Payment methods used
- Card
- Recurring card billing
- Direct debit
- Payment apps
Who is usually targeted
- People who subscribe to multiple digital services
- App users who take free trials and forget to cancel
- Anyone who has purchased bundles or promotional packages
- Consumers who do not regularly review their bank statements
What to do immediately
- Conduct a full review of your bank and card statements for the past three months
- List every recurring charge and research each merchant name
- Cancel any subscription you do not actively use and want to continue
- Contact your bank about any charge where the merchant cannot be identified
- Use app store subscription management to cancel app-based subscriptions
- Set a recurring diary reminder to review subscriptions quarterly
How to prevent it
- Review bank statements monthly and highlight every recurring charge
- Conduct an app-store subscription audit every three months
- Cancel trials immediately if you decide you will not use the service
- Use a dedicated email address for trial sign-ups so renewal reminders are easy to find
- Set a calendar event for the date before any trial or subscription renews
- Keep a personal record of all active subscriptions with amounts and renewal dates
Evidence to preserve
- Bank and card statements showing all recurring charges
- App store subscription history
- Email records of subscription confirmations and renewals
- Screenshots of cancellation confirmations
Where to report it
- Action Fraud (UK) — UK national fraud & cybercrime reporting centre
- FTC ReportFraud (US) — US Federal Trade Commission fraud reports
- FBI IC3 (US) — US Internet Crime Complaint Center
- Scamwatch (Australia) — Australian competition & consumer reporting
- Your bank's fraud line — Use the number on the back of your card or in your banking app — never a number the caller gives you
Always verify reporting routes and emergency contacts on the official government or agency website for your country.
Frequently asked questions
Can I get money back for grey charges that ran for a long time?
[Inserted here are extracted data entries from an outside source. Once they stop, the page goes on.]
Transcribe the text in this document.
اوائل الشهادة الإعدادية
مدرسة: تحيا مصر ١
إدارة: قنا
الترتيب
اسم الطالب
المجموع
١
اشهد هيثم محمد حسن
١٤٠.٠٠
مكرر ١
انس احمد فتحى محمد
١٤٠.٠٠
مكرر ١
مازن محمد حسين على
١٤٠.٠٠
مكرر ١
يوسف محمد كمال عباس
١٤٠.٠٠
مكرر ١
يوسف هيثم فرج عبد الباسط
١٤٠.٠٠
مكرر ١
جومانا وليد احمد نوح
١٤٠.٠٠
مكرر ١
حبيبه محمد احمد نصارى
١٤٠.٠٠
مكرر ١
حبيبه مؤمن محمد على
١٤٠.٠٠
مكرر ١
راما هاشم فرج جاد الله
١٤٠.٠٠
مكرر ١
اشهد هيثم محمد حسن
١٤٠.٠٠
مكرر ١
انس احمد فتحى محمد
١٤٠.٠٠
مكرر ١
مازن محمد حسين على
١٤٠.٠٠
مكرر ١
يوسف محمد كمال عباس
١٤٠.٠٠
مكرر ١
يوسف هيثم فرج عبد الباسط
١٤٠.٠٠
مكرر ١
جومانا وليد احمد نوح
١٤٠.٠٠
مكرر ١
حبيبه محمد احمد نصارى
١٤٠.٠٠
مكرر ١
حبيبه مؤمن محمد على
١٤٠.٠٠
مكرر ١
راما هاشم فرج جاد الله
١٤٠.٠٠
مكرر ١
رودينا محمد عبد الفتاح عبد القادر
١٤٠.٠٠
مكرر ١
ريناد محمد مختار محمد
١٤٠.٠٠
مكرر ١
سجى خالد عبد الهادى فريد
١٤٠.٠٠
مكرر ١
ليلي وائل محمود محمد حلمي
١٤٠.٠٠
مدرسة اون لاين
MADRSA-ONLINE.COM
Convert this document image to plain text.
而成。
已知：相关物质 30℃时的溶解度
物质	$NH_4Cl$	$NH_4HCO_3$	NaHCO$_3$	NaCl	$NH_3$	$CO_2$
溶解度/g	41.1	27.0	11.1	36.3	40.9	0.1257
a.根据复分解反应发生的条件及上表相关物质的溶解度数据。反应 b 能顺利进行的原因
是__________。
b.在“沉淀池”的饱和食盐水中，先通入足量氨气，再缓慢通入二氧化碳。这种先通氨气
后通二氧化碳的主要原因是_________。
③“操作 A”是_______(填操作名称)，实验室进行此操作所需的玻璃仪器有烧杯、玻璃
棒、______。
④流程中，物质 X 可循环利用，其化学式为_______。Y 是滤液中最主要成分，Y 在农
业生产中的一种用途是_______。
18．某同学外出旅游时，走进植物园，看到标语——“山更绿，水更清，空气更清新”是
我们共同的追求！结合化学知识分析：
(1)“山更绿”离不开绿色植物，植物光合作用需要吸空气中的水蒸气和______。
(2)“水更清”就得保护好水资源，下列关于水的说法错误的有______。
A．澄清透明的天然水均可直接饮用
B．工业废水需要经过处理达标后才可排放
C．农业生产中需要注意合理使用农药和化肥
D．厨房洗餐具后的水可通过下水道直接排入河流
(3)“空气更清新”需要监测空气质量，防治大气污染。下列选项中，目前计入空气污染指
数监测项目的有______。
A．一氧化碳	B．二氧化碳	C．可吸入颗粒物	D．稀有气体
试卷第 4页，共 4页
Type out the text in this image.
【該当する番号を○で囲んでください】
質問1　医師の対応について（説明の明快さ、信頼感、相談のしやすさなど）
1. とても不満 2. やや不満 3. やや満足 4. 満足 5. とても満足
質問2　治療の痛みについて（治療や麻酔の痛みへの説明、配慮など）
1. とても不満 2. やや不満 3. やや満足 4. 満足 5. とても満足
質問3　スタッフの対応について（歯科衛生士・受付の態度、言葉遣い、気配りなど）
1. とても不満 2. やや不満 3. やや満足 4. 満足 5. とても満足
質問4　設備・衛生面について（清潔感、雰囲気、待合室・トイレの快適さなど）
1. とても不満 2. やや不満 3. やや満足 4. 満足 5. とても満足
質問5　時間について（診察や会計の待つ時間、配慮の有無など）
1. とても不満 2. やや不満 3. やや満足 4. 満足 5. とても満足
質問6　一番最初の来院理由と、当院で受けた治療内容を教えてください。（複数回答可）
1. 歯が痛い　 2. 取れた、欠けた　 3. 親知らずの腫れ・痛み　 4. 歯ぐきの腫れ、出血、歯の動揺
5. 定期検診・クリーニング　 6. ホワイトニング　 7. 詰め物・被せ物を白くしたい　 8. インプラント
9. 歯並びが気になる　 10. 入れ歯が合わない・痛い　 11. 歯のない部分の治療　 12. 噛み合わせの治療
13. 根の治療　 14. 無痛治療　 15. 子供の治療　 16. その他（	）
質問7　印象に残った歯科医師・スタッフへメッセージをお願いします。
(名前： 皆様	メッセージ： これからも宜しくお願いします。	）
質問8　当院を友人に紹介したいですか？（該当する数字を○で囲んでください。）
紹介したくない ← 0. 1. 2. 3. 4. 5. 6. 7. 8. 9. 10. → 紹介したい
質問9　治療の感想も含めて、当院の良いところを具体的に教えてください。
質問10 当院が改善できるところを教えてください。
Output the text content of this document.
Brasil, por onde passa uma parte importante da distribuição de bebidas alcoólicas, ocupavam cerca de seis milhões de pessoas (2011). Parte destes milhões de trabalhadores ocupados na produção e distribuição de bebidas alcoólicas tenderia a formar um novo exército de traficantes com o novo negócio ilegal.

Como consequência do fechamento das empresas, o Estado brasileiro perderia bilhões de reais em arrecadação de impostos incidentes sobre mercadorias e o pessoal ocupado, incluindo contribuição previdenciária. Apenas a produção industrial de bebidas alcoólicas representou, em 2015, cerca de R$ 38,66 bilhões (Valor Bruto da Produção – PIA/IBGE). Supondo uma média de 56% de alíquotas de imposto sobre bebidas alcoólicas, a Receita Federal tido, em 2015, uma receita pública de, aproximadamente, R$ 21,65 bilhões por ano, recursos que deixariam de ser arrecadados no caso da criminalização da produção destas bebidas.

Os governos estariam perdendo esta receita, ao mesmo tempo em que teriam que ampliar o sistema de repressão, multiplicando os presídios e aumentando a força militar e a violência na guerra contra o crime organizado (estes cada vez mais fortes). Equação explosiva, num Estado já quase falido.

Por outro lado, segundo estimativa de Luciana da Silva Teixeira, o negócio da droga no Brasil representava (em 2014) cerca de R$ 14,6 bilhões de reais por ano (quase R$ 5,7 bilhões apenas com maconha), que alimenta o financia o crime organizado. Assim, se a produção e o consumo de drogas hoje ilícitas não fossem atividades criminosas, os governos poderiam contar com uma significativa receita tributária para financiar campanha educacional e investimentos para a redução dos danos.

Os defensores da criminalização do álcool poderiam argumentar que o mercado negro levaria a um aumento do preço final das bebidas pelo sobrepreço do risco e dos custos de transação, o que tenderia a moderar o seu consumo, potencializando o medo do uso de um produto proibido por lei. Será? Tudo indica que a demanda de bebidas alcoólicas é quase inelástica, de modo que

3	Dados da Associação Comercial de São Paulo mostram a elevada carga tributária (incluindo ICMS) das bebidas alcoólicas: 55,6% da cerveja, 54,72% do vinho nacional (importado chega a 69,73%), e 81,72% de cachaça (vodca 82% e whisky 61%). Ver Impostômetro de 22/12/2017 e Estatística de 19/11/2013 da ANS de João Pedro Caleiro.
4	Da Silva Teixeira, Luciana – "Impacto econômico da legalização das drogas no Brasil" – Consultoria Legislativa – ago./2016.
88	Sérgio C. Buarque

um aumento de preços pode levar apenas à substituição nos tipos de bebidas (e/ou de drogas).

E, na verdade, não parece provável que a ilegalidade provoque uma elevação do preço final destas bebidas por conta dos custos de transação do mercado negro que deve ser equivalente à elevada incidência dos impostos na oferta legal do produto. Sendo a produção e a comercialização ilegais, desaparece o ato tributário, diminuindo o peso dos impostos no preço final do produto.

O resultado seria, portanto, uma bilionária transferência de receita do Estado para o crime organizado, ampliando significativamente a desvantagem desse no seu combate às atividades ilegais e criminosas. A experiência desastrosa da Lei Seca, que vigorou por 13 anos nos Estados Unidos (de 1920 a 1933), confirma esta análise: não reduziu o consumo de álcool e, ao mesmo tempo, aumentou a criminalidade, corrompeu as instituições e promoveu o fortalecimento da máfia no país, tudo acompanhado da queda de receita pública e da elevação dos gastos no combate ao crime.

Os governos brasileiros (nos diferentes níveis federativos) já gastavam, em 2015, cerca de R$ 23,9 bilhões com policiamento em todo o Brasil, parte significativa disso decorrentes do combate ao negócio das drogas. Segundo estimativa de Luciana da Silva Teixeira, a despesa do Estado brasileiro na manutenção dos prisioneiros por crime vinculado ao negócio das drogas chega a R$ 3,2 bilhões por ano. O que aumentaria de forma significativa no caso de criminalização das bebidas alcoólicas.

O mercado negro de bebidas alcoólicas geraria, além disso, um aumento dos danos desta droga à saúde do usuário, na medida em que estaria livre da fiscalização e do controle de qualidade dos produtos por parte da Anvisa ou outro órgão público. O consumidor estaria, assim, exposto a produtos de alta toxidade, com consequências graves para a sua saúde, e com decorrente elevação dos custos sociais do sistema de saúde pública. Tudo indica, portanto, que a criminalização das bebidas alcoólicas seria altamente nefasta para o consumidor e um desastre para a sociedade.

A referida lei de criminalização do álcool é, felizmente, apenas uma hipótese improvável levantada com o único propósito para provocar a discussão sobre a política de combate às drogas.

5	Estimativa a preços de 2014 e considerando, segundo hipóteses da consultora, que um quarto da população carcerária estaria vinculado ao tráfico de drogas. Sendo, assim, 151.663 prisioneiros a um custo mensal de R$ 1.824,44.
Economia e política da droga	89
Sometimes partially. If the original sign-up terms were not clearly disclosed, a chargeback may be possible for recent charges within the bank's dispute window — typically 60 to 120 days. For charges beyond the chargeback window, contact the seller directly and request a refund on goodwill grounds. Some sellers will offer partial refunds for unused subscription periods rather than face a dispute.
How do I find all my active subscriptions?
Check three places: your bank or card statements (search for recurring amounts); your Apple or Google Play subscription management under account settings; and your email inbox (search for 'subscription', 'renewal', or 'receipt'). These three sources together surface almost all active subscriptions.